Yesterday, just for the joy of it, I made Apple Brown Betty. Do you know this autumn-scented 19th-century dessert? It’s easier to make than Apple Crisp. It’s economical, too, as the only primary ingredients are apples and whatever bread you happen to have on hand. Join me in the kitchen, and I’ll show you the easy recipe:
I made this dessert for my YouTube channel. Please watch when you have a moment. Among other things, you’ll see my nifty (and inexpensive) apple coring, peeling, and slicing gadget.
Ingredients for Apple Brown Betty
Fresh or stale bread. You can use regular white or whole wheat sandwich bread if you wish, but you certainly don’t have to. I’ve made “Betty” with leftover croissants, frozen homemade baguettes, the frozen, cut-off crusts from tea sandwiches, and even frozen scones leftover from Afternoon Tea. Gluten-free bread can work here as well. Be creative, and use any bread (or bread-like things) you have on hand. That’s what our 19th-century ancestors did.
Butter. Salted or unsalted, as you please.
Apples. With the possible exception of the ubiquitous and (to me) boring ‘Red Delicious,’ just about any apple variety will work here. I used ‘Royal Gala’ apples in today’s Apple Brown Betty.
Cinnamon and nutmeg. These provide glorious perfume without obliterating the flavor of the apples. You can add surplus spices if you like — ginger comes to mind — but then your Betty might smell like a pumpkin pie. That’s not a bad thing.
Sweetener. Here, I use a small amount of both pure maple syrup here and brown sugar. You can use the sweetener(s) of your choice.
Cut or tear the bread into large pieces. In a food processor, pulse the bread until it forms fine, fluffy crumbs. (My crumbs in the video were neither fine nor fluffy, as I used a baguette with a too-hard crust.) Spread the crumbs out on a baking sheet, and bake them until they turn lightly golden — 8-10 minutes. Transfer the crumbs to a bowl.
Melt the butter in the microwave or on the stove top, and then pour it over the the bread crumbs. Toss to coat.
By hand or by machine, peel, core, and cut the apples into 1/8-inch-thick slices. Put the apples in a bowl, and toss them with the maple syrup, brown sugar, spices, and half of the bread crumbs.

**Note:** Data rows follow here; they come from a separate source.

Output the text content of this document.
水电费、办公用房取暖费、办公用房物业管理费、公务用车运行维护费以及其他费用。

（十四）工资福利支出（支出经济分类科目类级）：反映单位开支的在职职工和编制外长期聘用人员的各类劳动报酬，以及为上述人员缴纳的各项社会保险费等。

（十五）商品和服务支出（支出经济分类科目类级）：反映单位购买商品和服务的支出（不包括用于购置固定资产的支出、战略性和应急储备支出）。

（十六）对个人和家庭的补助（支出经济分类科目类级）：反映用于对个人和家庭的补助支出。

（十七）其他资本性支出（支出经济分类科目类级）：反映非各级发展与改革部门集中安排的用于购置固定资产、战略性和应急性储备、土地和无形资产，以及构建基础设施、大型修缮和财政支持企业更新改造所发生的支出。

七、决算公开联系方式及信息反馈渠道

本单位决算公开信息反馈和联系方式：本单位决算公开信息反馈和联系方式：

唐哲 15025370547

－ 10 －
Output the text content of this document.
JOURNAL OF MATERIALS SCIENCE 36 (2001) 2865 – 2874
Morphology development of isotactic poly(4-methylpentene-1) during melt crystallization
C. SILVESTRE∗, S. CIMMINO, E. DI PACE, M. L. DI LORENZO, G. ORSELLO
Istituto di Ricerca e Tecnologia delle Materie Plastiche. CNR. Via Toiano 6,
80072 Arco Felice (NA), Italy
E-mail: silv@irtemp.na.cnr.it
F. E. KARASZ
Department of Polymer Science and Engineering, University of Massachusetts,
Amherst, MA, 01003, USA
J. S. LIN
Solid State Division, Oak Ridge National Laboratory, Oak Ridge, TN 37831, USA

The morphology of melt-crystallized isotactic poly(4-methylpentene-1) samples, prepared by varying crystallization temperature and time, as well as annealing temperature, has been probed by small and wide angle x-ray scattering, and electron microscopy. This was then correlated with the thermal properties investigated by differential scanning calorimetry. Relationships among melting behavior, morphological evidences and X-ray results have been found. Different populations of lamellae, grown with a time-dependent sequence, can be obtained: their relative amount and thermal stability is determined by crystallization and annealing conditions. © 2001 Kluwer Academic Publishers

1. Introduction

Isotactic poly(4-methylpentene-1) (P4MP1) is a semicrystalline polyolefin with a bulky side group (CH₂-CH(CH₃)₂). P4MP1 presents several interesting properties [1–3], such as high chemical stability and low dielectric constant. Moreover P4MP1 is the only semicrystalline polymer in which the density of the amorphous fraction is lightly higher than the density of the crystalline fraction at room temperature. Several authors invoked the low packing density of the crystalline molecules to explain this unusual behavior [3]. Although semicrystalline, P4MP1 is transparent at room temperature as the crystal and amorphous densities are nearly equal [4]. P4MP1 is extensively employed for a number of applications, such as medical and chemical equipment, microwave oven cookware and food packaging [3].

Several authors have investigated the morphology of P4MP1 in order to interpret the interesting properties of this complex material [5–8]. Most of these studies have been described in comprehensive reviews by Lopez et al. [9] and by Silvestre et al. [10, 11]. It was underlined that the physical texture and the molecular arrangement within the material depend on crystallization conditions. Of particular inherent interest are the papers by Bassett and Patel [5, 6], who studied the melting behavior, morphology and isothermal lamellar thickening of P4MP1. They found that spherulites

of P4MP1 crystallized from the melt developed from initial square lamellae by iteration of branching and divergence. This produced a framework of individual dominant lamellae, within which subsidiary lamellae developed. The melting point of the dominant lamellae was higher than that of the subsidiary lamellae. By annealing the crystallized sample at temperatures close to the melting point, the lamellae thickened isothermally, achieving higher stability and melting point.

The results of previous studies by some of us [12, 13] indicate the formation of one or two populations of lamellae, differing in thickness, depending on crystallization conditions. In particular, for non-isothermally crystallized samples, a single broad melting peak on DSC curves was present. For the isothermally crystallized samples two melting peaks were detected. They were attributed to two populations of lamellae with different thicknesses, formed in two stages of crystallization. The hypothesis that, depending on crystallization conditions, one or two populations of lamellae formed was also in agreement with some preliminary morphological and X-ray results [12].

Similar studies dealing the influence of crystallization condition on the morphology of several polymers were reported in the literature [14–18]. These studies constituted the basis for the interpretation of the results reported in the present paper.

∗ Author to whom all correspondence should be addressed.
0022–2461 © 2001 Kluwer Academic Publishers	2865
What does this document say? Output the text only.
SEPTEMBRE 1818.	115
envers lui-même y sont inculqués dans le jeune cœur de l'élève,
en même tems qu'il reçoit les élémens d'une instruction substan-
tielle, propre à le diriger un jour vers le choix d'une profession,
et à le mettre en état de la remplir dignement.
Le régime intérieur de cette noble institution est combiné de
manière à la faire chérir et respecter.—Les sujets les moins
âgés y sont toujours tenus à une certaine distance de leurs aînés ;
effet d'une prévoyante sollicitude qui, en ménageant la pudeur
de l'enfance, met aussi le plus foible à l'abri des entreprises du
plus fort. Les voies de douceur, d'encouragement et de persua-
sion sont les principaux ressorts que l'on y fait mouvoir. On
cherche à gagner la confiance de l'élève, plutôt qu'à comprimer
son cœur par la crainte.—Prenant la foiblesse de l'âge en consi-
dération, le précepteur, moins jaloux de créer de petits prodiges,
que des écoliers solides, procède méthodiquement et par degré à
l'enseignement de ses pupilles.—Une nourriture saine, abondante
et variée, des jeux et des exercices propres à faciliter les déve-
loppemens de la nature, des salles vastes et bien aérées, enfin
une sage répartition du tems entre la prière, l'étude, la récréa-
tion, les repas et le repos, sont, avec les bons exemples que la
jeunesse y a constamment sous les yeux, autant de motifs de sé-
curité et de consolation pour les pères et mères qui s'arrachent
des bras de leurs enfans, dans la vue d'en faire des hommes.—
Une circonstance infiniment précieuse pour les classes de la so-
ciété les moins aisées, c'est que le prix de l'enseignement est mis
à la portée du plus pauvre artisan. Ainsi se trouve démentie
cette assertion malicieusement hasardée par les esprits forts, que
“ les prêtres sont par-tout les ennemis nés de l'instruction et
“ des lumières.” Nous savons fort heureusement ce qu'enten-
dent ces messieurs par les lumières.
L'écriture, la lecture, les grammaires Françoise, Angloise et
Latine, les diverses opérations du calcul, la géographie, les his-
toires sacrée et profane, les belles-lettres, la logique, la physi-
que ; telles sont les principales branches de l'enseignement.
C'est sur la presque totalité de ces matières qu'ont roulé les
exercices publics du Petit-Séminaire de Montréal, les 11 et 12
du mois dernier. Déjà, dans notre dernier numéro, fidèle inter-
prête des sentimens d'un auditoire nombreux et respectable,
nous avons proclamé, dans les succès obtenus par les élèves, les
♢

Tip the apple mixture into a well-greased 2-quart baking dish. Sprinkle with the remaining bread crumbs. Cover the dish tightly with a lid or a sheet of aluminum foil.
Bake until the fruit mixture is bubbling — about 40 minutes. Then remove the cover, and continue baking until the bread crumbs have browned and the apples are perfectly tender — about 10 minutes.
Let cool for at least 15 minutes. Serve with or without a splash of heavy cream or a dollop of sour cream, crème fraiche, whipped cream, or ice cream. I served my Betty with vanilla ice cream that I sprinkled with a tiny pinch of ground nutmeg. ‘Twas deliriously delicious.
Hungry for more? I have dozens (and dozens!) of apple recipes right here on this website. To see them, just type “apple” (without quotes) in the search box. Meantime, here are just a few of my favorite apple somethings:
Apple Brown Betty
- 8 ounces (about 8 slices) sandwich bread, torn into large pieces
- 1/2 cup (113g) butter
- 6 (about 2 1/2 pounds) baking apples ('Gala,' etc.), peeled, cored and cut into 1/8-inch slices
- 2 tablespoons pure maple syrup (use more or less to taste)
- 1/3 cup (67g) light or dark brown sugar
- 1 1/2 teaspoons ground cinnamon
- 1/4 teaspoon ground nutmeg
- Center the oven rack and preheat the oven to 375°F. In a food processor, pulse bread until it forms light, fluffy crumbs. Spread the crumbs out on a baking sheet, and bake them until they turn lightly golden -- 8-10 minutes.
- Transfer the bread crumbs to a medium-size bowl. Melt the butter in the microwave or on the stovetop. Add the melted butter to the bread crumbs, and toss to coat.
- Put the apple slices in a large bowl, and toss with the maple syrup. Stir in the brown sugar, cinnamon, nutmeg, and half of the bread crumbs. Tip the mixture into a 2-quart baking dish. Top with the remaining bread crumbs. Cover the dish tightly.
- Bake until the mixture is bubbling -- about 40 minutes. Then remove the cover, and continue baking until the bread crumbs have browned and the apples are perfectly tender -- about 10 minutes more. Let cool for at least 15 minutes. Serve with ice cream, whipped cream, crème fraiche, or sour cream.